Les désarrois des soldats de l’opération «Turquoise»
Les désarrois des soldats de l’opération «Turquoise»
Dans la zone qu’ils contrôlent, les soldats de l’opération «Turquoise» attendent la relève de l’ONU. Alors qu’ils sont confrontés à mille tâches, leur mission reste ambiguë. Et délicate…Ce fut, naguère, un bâtiment voué aux fastes du régime déchu.
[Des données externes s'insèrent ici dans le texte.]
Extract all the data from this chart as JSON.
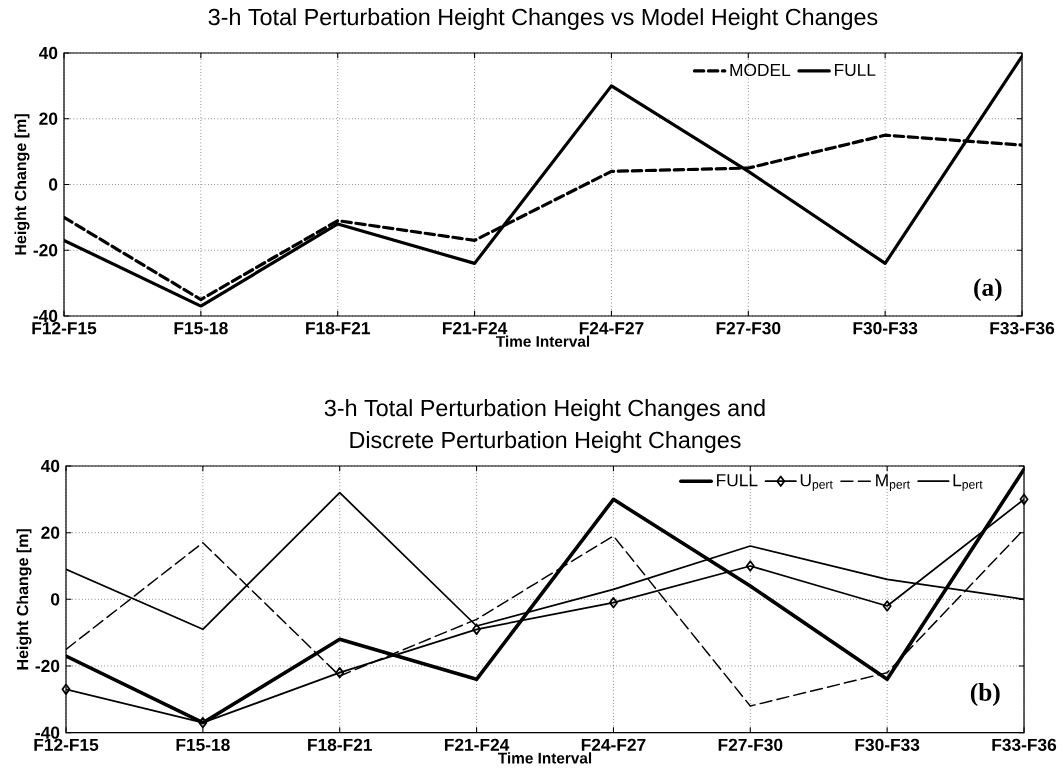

C’est désormais là, dans l’immense amphi de la préfecture de Kibuye, que s’esquisse le devenir de la «zone humanitaire de sécurité» (ZHS), établie le 4 juillet dans le sud-ouest du Rwanda par les troupes françaises. Du passé, le décor n’a retenu qu’un portrait haut perché du défunt président Juvénal Habyarimana. En guise de public, une centaine d’habitués hutus, résidents ou déplacés venus chercher refuge sous l’aile de l’opération «Turquoise». Théâtre aux armées? A la tribune, au pied de la scène que masque un immense rideau kaki, les acteurs ont pris place. Au centre, le colonel Patrice Sartre, patron du dispositif. C’est à lui qu’échoit, par la force des choses, un rôle délicat de composition: tout à la fois surveillant général, inlassable bienfaiteur et administrateur colonial. A ses côtés, quelques rescapés du répertoire d’hier: un bourgmestre, un médecin, deux anciens préfets. Et, non loin, ce duo de débutants noués par le trac: deux officiers – un Russe, un Autrichien – de la Mission des Nations unies pour l’assistance au Rwanda (Minuar), censée prendre sous peu la relève du contingent tricolore.
Gare au moindre accroc!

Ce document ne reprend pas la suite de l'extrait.